Managing the scoreboard is another task to consider. Managing the counters and updating the display will take "some cycles" for every iteration. I know because some time ago, I did this:

https://scratch.mit.edu/projects/348604530/editor/

so some of the game mechanics is already conceptualised, except that here, the playground will be "black or white" dots. Or yellow, in the case of my flip dots.

I don't know how many dots there will be but likely more than 16×16 and dot coordinates do not fit in a byte.

The interface also includes 5 buttons (up, right, down, left, start/stop) and some sound (let's say the electromechanical chime)

I explored the technical details at https://hackaday.io/project/20864-ygrec-15-bis/log/57054-tubular-bell.

For the 5 buttons, let's simply say their state can be read directly off a GPIO port, mapped in the IO register space. Or, to make it even more handy, map the 4 direction buttons to the B0, B1, B2 and B3 conditions! The 4 buttons must first have a priority encoder then "remembers" the last choice, in case nothing is pressed. The "choice" can be stored as the address of one of the 4 direction handlers.

The trick here is to use an address register to index the table of entry points, save the index when a choice is taken, and restore the last valid index in case no new choice appears.

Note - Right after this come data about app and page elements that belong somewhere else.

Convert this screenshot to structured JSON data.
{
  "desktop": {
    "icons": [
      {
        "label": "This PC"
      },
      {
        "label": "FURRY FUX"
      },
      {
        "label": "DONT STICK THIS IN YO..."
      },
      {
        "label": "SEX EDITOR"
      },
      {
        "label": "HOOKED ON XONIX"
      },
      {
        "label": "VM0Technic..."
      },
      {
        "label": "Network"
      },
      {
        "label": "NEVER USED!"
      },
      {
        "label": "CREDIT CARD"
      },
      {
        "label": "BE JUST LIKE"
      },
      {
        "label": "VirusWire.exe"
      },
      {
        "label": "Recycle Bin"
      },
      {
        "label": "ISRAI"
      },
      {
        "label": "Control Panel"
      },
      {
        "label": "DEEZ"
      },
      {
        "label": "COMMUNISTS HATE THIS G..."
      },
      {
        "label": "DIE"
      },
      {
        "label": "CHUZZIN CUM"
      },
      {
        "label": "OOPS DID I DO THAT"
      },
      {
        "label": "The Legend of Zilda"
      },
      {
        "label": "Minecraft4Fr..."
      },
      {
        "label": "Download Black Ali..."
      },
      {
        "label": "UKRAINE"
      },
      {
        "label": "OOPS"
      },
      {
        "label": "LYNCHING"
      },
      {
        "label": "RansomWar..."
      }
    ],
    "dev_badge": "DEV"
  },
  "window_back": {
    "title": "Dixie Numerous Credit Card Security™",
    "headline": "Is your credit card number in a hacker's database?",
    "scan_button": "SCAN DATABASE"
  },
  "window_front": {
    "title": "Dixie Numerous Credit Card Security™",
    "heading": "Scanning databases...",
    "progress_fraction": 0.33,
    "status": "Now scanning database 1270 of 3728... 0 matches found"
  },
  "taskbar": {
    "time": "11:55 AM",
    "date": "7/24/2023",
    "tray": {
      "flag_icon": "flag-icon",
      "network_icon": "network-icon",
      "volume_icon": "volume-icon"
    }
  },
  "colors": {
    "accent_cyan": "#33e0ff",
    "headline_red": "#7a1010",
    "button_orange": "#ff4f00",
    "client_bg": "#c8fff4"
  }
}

; First draft for the direction decoder

; in bank 1:
.EQU jump_table 1
; indices 1 to 4 store the values of Top_Handler,
; Right_Handler, Bottom_Handler and Left_Handler

; in Bank 2 :
.EQU last_choice 1

.ORG 0
; init the jump table
set jump_table A1
set Top_Handler D1
add 1 A1
set Right_Handler D1
add 1 A1
set Bottom_Handler D1
add 1 A1
set Left_Handler D1

set last_choice A2
set Right_Handler D2

;; ...

Top_Handler:
  set D1 D2 ; save the choice
  ; ...
  set Select_direction PC ; or somewhere else

Right_Handler:
  set D1 D2 ; save the choice
  ; ...
  set Select_direction PC ; or somewhere else

Bottom_Handler:
  set D1 D2 ; save the choice
  ; ...
  set Select_direction PC

Left_Handler:
  set D1 D2 ; save the choice
  ; ...
  set Select_direction PC

; ....

Select_direction:
  set last_choice A2
  set jump_table A1
  set D1 PC IF0
  add 1 A1
  set D1 PC IF1
  add 1 A1
  set D1 PC IF2
  add 1 A1
  set D1 PC IF3
  set D2 PC ; default/old value

The priority encoder/dispatcher uses 10 instructions, plus one in each branch. A smaller/faster dispatcher could use a table of precomputed indices, indexed by the value from the IO space. The total space would be 16 instructions, which is almost equivalent to the initialisation code and dispatching segment.

set last_choice A2
in buttons R1 ; read the external state
and 15 R1 ; mask only the relevant buttons
set D2 PC IFZ ; jump to last choice if no button
add (jump_table-1) R1
LDCL R1 PC ; lookup and jump

jump_table:
; .DW 0 ; 0000  => handled by the dispatcher
.DW Top_Handler     ; 0001
.DW Right_Handler   ; 0010
.DW Top_Handler     ; 0011
.DW Bottom_Handler  ; 0100
.DW Top_Handler     ; 0101
.DW Right_Handler   ; 0110
.DW Top_Handler     ; 0111
.DW Left_Handler    ; 1000
.DW Top_Handler     ; 1001
.DW Right_Handler   ; 1010
.DW Top_Handler     ; 1011
.DW Bottom_Handler  ; 1100
.DW Top_Handler     ; 1101
.DW Right_Handler   ; 1110
.DW Top_Handler     ; 1111

The 4 handlers don't change, and it takes only 4 instructions to handle the default codepath instead of 10 now. This is where orthogonality shines, as it allows the combination of several functions in one instruction.